Most CISOs run into interference when having to explain or contextualize their cyber risk quantification numbers – especially to CFOs and business leaders. The number itself poses challenges in being able to defend its viability and calculation. For most business and finance leaders the number is so wide and isn’t contextualized to the business KPI and growth indicators that it inevitably raises the questions of, “So are you saying we go broke if this happens?”, or “What does this really mean?” both questions that are tough and difficult for a CISO to explain.
At Alfahive, our approach is to elevate risk conversations above the tech stack level focusing on the business. Our cyber risk quantification (CRQ) platform turns complicated risk data into a language everyone in the business understands. We have a unique approach that is industry focused with a detailed archetype that includes a standard definition of common cyber risks. Research is the cornerstone of our expertise. We have deep knowledge of the cyber threats, business models and KPIs for each industry so it is much easier for business leaders to understand and relate to the loss magnitude numbers because they are not created in a vacuum and match the business operations.
Research is the first and most important part of creating credibility – that is why we cast our nets wide and deep researching scenarios for each Retail business function, for example online only, brick and mortar, omnichannel. We layer in the type of products or goods sold and the region of sales. Each one of these has unique business processes mapped to specific applications and data, and carries a specific type of cyber risk. For example – an online retailer with a Hype Sales campaigns is more exposed to BOT abuse. A grocery retailer is more exposed to merchandising supply chain third party risks and a consumer product goods (CPG) company is more exposed to IoT manufacturing cyber risk, whereas and a healthcare retailer is more prone to a PII Data Breach.

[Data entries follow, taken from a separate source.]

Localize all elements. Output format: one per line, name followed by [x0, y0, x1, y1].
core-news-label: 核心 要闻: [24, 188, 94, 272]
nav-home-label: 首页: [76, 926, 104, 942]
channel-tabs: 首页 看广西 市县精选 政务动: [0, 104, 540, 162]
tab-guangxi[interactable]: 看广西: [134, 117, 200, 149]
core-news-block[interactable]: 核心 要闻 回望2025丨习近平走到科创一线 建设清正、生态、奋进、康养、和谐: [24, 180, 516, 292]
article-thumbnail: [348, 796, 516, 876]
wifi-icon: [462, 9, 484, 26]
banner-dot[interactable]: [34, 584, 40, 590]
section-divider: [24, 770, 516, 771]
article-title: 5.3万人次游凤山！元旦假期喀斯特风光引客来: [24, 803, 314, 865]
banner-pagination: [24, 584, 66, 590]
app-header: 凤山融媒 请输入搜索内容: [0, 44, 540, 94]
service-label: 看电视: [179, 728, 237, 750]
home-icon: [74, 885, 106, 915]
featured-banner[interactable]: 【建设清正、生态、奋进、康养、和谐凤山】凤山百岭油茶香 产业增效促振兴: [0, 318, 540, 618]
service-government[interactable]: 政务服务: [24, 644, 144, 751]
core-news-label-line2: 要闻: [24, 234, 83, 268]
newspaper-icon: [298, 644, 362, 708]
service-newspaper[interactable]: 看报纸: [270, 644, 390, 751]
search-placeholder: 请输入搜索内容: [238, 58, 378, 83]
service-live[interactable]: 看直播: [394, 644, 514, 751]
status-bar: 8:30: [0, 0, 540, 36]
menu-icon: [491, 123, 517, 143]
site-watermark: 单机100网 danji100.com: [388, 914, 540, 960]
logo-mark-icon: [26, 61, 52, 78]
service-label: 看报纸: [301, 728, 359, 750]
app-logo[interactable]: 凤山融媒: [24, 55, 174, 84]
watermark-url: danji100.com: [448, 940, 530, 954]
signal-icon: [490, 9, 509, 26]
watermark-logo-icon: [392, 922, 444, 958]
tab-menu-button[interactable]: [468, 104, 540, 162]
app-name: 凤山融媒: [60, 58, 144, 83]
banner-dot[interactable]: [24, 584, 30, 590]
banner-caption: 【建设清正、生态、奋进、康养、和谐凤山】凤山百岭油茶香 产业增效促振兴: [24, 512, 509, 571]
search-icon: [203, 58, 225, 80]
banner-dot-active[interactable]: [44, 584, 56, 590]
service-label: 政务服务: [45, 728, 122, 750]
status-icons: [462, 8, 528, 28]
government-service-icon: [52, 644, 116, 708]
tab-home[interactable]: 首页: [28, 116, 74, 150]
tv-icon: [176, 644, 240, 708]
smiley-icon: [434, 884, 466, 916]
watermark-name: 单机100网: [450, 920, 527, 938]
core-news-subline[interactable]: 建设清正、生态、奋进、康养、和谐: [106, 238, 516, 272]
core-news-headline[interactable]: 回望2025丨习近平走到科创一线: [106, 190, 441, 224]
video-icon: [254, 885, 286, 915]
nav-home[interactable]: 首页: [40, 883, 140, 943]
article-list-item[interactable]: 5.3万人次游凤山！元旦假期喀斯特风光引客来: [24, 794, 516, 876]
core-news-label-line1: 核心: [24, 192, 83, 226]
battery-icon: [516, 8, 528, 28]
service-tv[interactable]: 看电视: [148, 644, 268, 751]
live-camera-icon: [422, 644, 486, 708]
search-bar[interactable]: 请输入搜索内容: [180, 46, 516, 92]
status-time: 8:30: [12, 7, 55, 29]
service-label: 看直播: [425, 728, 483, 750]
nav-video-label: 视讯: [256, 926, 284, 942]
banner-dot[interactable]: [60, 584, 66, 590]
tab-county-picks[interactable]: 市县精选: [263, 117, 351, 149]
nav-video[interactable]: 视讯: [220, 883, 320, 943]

Research credibility comes down to minute details that are specific to the industry, business domain, region, peers, affiliations and outliers. Alfahive takes an “outside in” approach to cyber risk scenarios and saves customers valuable time and effort by doing the deep and wide research to pre-curated scenarios unique to your business so that you can feel confident when you need to validate the numbers with your CFO or leadership team.
The next part is the question on how does this pre-curated business context and cyber risk research add more clarity to the quantification and the loss magnitude? A real-life example of what makes Alfahive’s approach to CRQ different and more realistic is bringing in the context of the specific business function. For a retailer that has both stores and an online channel, we gather information based on business KPI’s – traffic, conversion, average order/transaction value (AOV), and look at the same risk scenario – i.e., Ransomware, and the impact it would have on individual KPI, for the specific business function. The impact on conversion and AOV in a store during a ransomware attack is vastly different to the loss that an online channel would incur on Black Friday. Response time and actions are also remarkably different – especially when you consider recovery costs for stores and online and how customers and supply chain are impacted for each risk scenario.
Taking all of these dimensions into account for CRQ is what lends credibility to the quantification and enables Security and Compliance leaders to explain and defend the results. The biggest advantage is that all stakeholders – business, finance and security leaders are reading off the same play book.
We have created a detailed business process map and domain model for each of the industry types and mapped it to the common cyber risks. This provides you with two advantages – 80% of the cyber risks are already curated and mapped to business processes leading to a 10X faster time to value on your risk quantification journey, and secondly, our loss magnitude quantification algorithm is far more trustworthy to business leaders and board members because they can track the dollars to the business impact in an easy to explain manner.